Belgium will deploy soldiers on the streets of Brussels before the end of the year, Interior Minister Bernard Quintin confirmed on Thursday, November 20th, as the government intensifies efforts to stem a surge in drug-related violence that has shaken the capital and raised fresh concerns about the country’s vulnerability to organised crime.
Speaking on public broadcaster RTBF, Quintin said the measure “is not merely symbolic,” insisting that visible military and police patrols—particularly in major railway stations—would “offer a concrete answer to the security problems and send a strong signal to both citizens and criminals.”
Patrols inside stations will double, while soldiers will join police in “mixed patrols,” operating under limited powers until a new legal framework is completed in 2026.
The decision ends weeks of political deadlock. Defence Minister Theo Francken had insisted that troops should only be deployed once new legislation granted them powers to conduct searches, identity checks, and arrests.
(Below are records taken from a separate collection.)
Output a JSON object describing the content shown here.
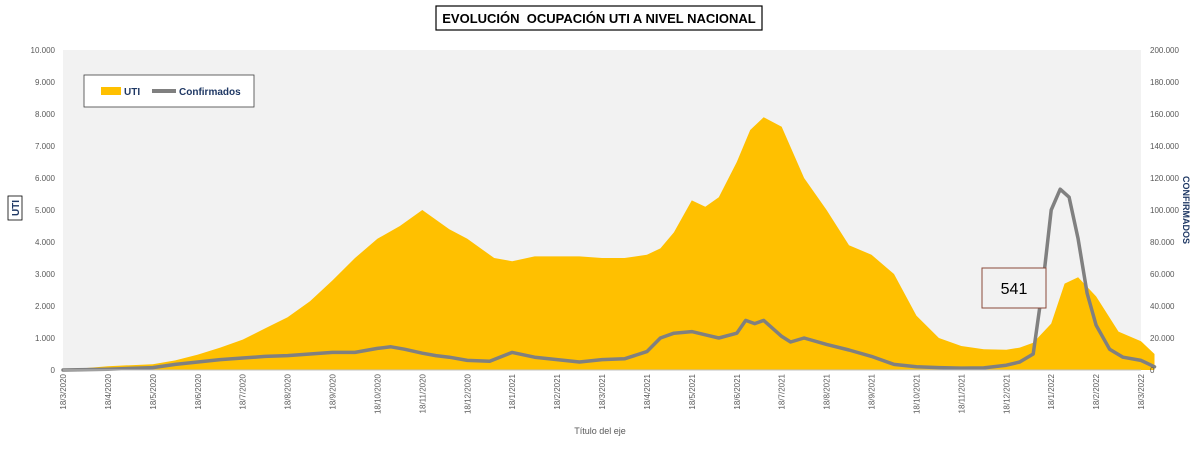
{
  "chart_data": {
    "type": "area",
    "title": "EVOLUCIÓN  OCUPACIÓN UTI A NIVEL NACIONAL",
    "xlabel": "Título del eje",
    "ylabel_left": "UTI",
    "ylabel_right": "CONFIRMADOS",
    "x_tick_labels": [
      "18/3/2020",
      "18/4/2020",
      "18/5/2020",
      "18/6/2020",
      "18/7/2020",
      "18/8/2020",
      "18/9/2020",
      "18/10/2020",
      "18/11/2020",
      "18/12/2020",
      "18/1/2021",
      "18/2/2021",
      "18/3/2021",
      "18/4/2021",
      "18/5/2021",
      "18/6/2021",
      "18/7/2021",
      "18/8/2021",
      "18/9/2021",
      "18/10/2021",
      "18/11/2021",
      "18/12/2021",
      "18/1/2022",
      "18/2/2022",
      "18/3/2022"
    ],
    "y_left_ticks": [
      "0",
      "1.000",
      "2.000",
      "3.000",
      "4.000",
      "5.000",
      "6.000",
      "7.000",
      "8.000",
      "9.000",
      "10.000"
    ],
    "y_right_ticks": [
      "0",
      "20.000",
      "40.000",
      "60.000",
      "80.000",
      "100.000",
      "120.000",
      "140.000",
      "160.000",
      "180.000",
      "200.000"
    ],
    "ylim_left": [
      0,
      10000
    ],
    "ylim_right": [
      0,
      200000
    ],
    "grid": false,
    "legend_position": "top-left",
    "annotation": "541",
    "colors": {
      "uti": "#FFC000",
      "confirmados": "#808080",
      "plot_bg": "#F2F2F2"
    },
    "series": [
      {
        "name": "UTI",
        "axis": "left",
        "style": "area",
        "x": [
          0,
          1,
          1.5,
          2,
          2.5,
          3,
          3.5,
          4,
          4.5,
          5,
          5.5,
          6,
          6.5,
          7,
          7.5,
          8,
          8.3,
          8.6,
          9,
          9.3,
          9.6,
          10,
          10.5,
          11,
          11.5,
          12,
          12.5,
          13,
          13.3,
          13.6,
          14,
          14.3,
          14.6,
          15,
          15.3,
          15.6,
          16,
          16.5,
          17,
          17.5,
          18,
          18.5,
          19,
          19.5,
          20,
          20.5,
          21,
          21.3,
          21.6,
          22,
          22.3,
          22.6,
          23,
          23.5,
          24,
          24.3
        ],
        "values": [
          0,
          120,
          150,
          180,
          300,
          480,
          700,
          950,
          1300,
          1650,
          2150,
          2800,
          3500,
          4100,
          4500,
          5000,
          4700,
          4400,
          4100,
          3800,
          3500,
          3400,
          3550,
          3550,
          3550,
          3500,
          3500,
          3600,
          3800,
          4300,
          5300,
          5100,
          5400,
          6500,
          7500,
          7900,
          7600,
          6000,
          5000,
          3900,
          3600,
          3000,
          1700,
          1000,
          750,
          650,
          630,
          700,
          850,
          1450,
          2700,
          2900,
          2300,
          1200,
          900,
          500
        ]
      },
      {
        "name": "Confirmados",
        "axis": "right",
        "style": "line",
        "x": [
          0,
          1,
          2,
          2.5,
          3,
          3.5,
          4,
          4.5,
          5,
          5.5,
          6,
          6.5,
          7,
          7.3,
          7.6,
          8,
          8.3,
          8.6,
          9,
          9.5,
          10,
          10.5,
          11,
          11.5,
          12,
          12.5,
          13,
          13.3,
          13.6,
          14,
          14.3,
          14.6,
          15,
          15.2,
          15.4,
          15.6,
          15.8,
          16,
          16.2,
          16.5,
          17,
          17.5,
          18,
          18.5,
          19,
          19.5,
          20,
          20.5,
          21,
          21.3,
          21.6,
          21.8,
          22,
          22.2,
          22.4,
          22.6,
          22.8,
          23,
          23.3,
          23.6,
          24,
          24.3
        ],
        "values": [
          0,
          500,
          1500,
          3500,
          5000,
          6500,
          7500,
          8500,
          9000,
          10000,
          11000,
          11000,
          13500,
          14500,
          13000,
          10500,
          9000,
          8000,
          6000,
          5500,
          11000,
          8000,
          6500,
          5000,
          6500,
          7000,
          11500,
          20000,
          23000,
          24000,
          22000,
          20000,
          23000,
          31000,
          29000,
          31000,
          26000,
          21000,
          17500,
          20000,
          16000,
          12500,
          8500,
          3500,
          2000,
          1500,
          1200,
          1300,
          3000,
          5000,
          10000,
          50000,
          100000,
          113000,
          108000,
          82000,
          48000,
          28000,
          13000,
          8000,
          6000,
          2000
        ]
      }
    ]
  }
}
A compromise will now see soldiers deployed sooner but restricted from actions that “violate physical integrity,” such as frisking suspects. Police officers accompanying them will continue to carry out those tasks.
The shift comes amid escalating violence linked predominantly to drug-trafficking networks, many of which draw recruits from migrant communities.
Belgium’s ports and transport hubs have made it an attractive gateway for international trafficking groups, allowing criminal networks to gain a foothold.
This week, federal investigators detained eight suspects—said to be active in the Albanian underworld—over a plot to assassinate Brussels’ chief prosecutor, Julien Moinil.
Brussels has also recently seen an increase in gang-related gun crime, a phenomenon which has also affected the port city of Antwerp.
Across the country, grenade attacks and shootings have become a regular occurrence, prompting one investigating judge to warn that Belgium is “becoming a narco-state.”
Moinil himself has warned that “anyone… can be hit by a stray bullet” in Brussels.
Quintin argues that years of tolerance and fragmented policing allowed these networks to flourish. The dominance of criminal gangs is a “catastrophe,” he said, adding: “We are working to tackle every link in the chain.”
With Brussels recording around 80 mostly drug-related shootings this year, the government hopes that soldiers on the streets will help restore a sense of security. Whether the move will deter the criminal networks, remains far from certain.